Une vulnérabilité due à une extrême dépendance à la glace de mer
« Selon les meilleures données scientifiques disponibles, d’ici 2050, la taille de leur population mondiale diminuera probablement de 26% (jusqu’à environ 185 000 couples reproducteurs) à 47% (jusqu’à environ 132 500 couples reproducteurs) dans les scénarios d’émissions de carbone faibles et élevées, respectivement », avertit le Fish and Wildlife Service des États-Unis.
Sa haute dépendance à la glace de mer — tant pour la reproduction que pour échapper à ses prédateurs que sont l’orque et le léopard de mer — rend l’espèce hautement vulnérable. Si la glace se brise avant que la progéniture ne soit suffisamment robuste, les poussins tombent dans l’eau, se noient ou gèlent. « L’année dernière, nous avons connu l’étendue de glace de mer la plus faible jamais enregistrée en Antarctique, et cette année est encore pire, pour deux années consécutives », a déclaré Fretwell à Live Science.

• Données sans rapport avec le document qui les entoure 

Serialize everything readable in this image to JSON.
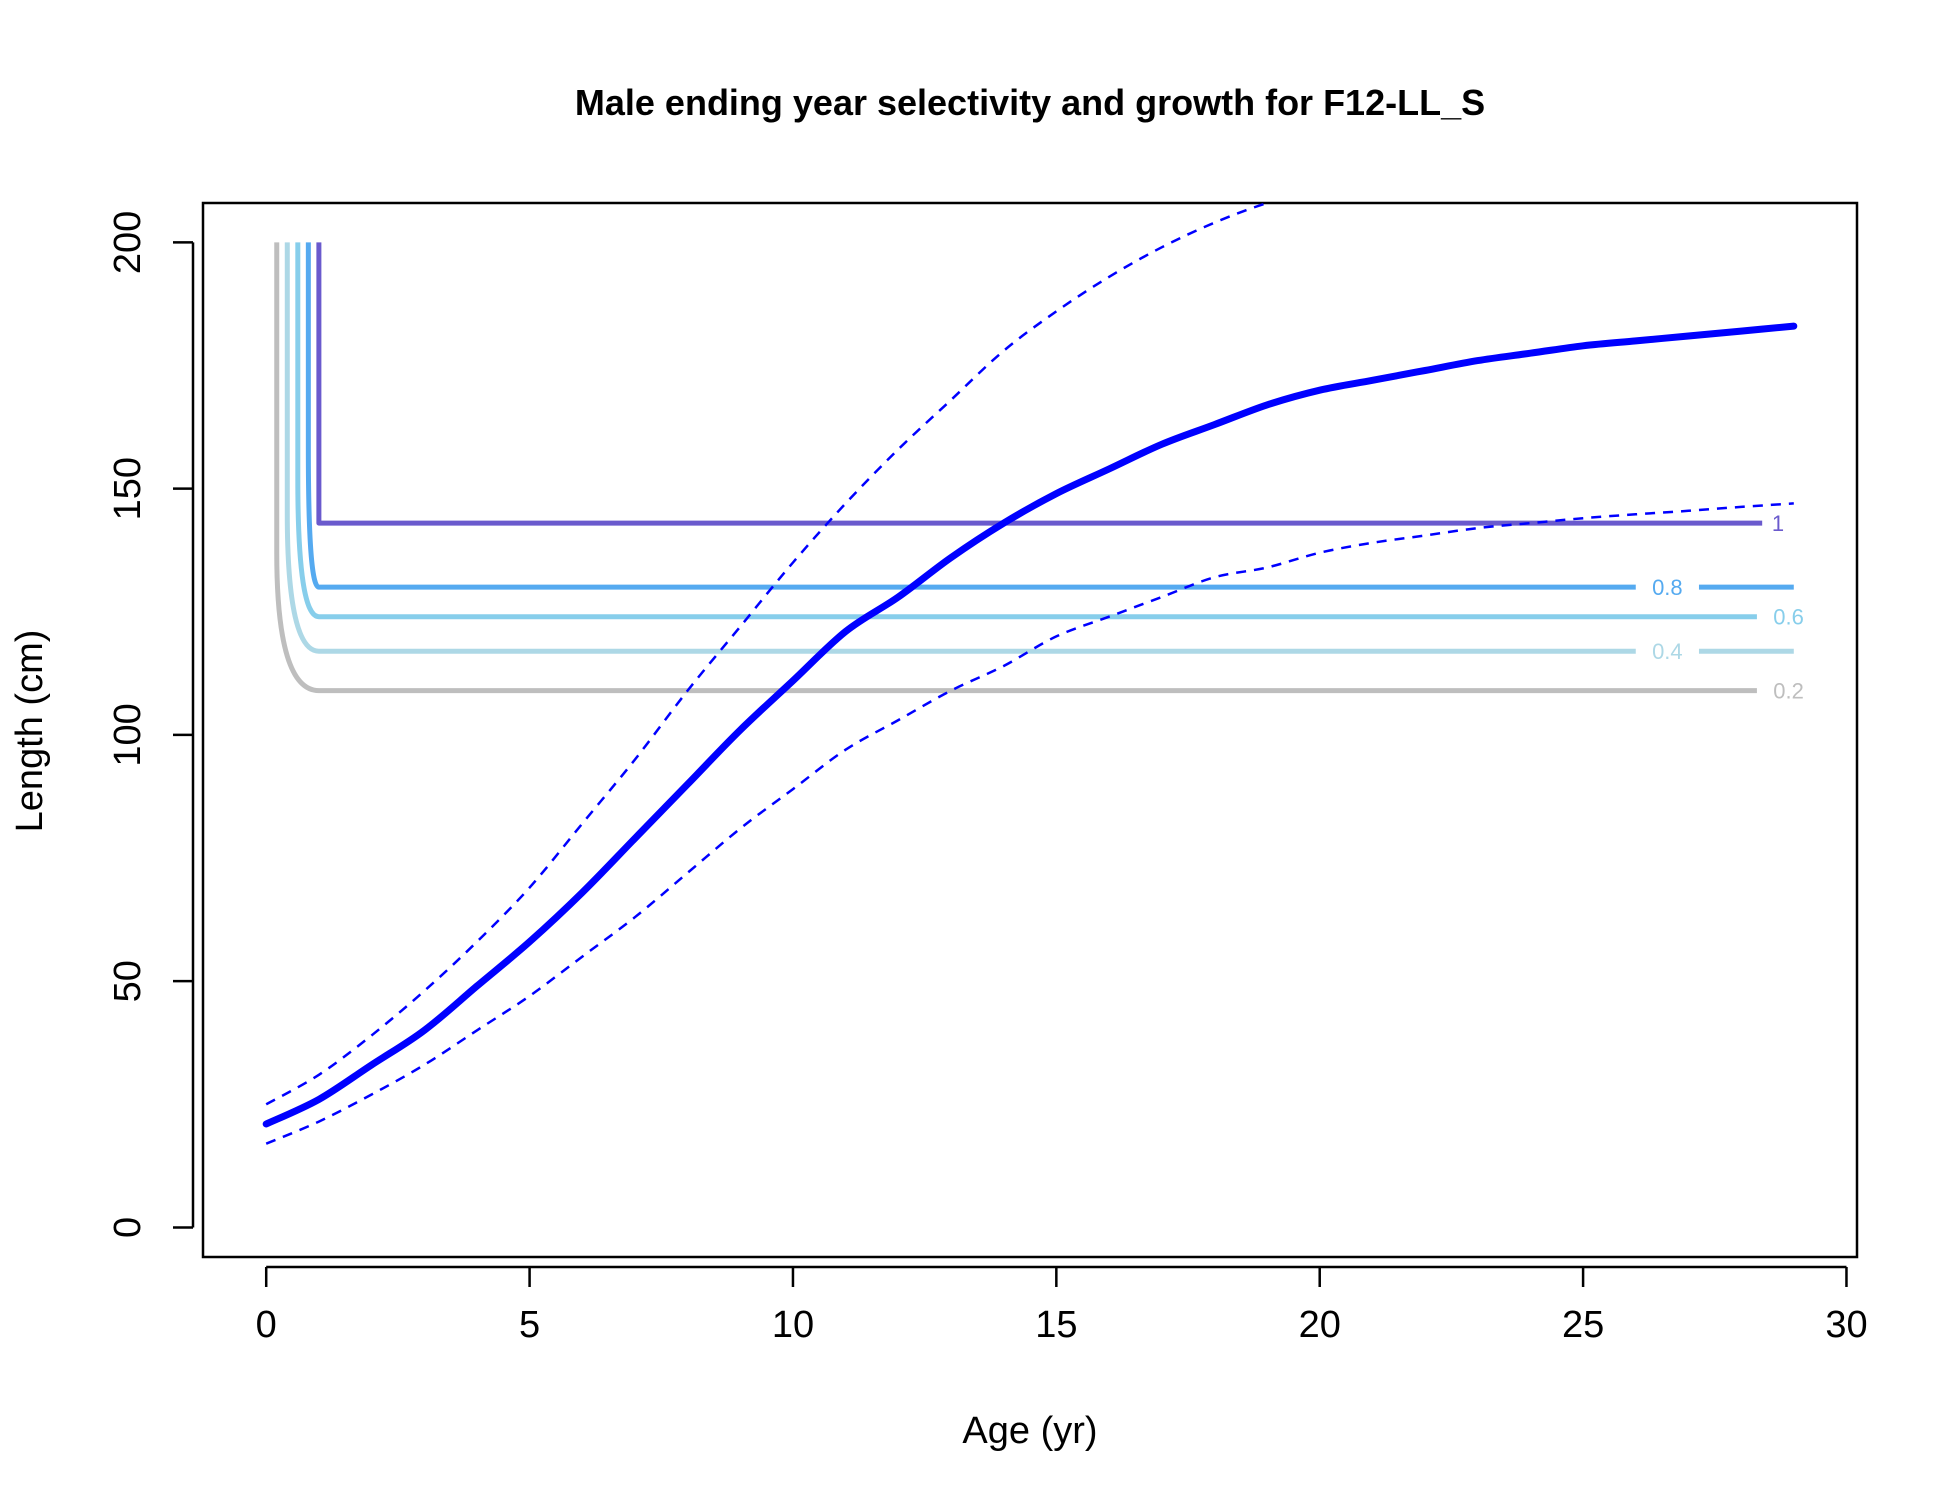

Le réchauffement climatique entraîne non seulement la fonte rapide de leur habitat, mais augmente également l’acidité des océans, ce qui menace certains crustacés dont ces oiseaux se nourrissent.
Si les émissions de gaz à effet de serre continuent à augmenter, 80% des colonies devraient être quasi éteintes d’ici 2100. En revanche, des chercheurs ont calculé en 2019 que si les objectifs de l’Accord de Paris étaient atteints, des refuges viables de manchots empereurs existeraient en Antarctique, et seuls 19% ou 31% des colonies devraient être quasi éteintes d’ici 2100 — selon les scénarios où le réchauffement est limité à 1,5 °C ou 2 °C respectivement.
D’après le GIEC, l’objectif de limiter le réchauffement climatique à +1,5 °C d’ici la fin du siècle est désormais hors d’atteinte. Néanmoins, tout effort réalisé dans le but de limiter l’augmentation des températures peut contribuer à préserver les espèces menacées ; l’objectif de +2 °C reste atteignable. Pour rappel, le changement climatique affecte actuellement près de 11 000 espèces figurant sur la Liste rouge de l’Union internationale pour la conservation de la nature (UICN), ce qui augmente la probabilité de leur extinction.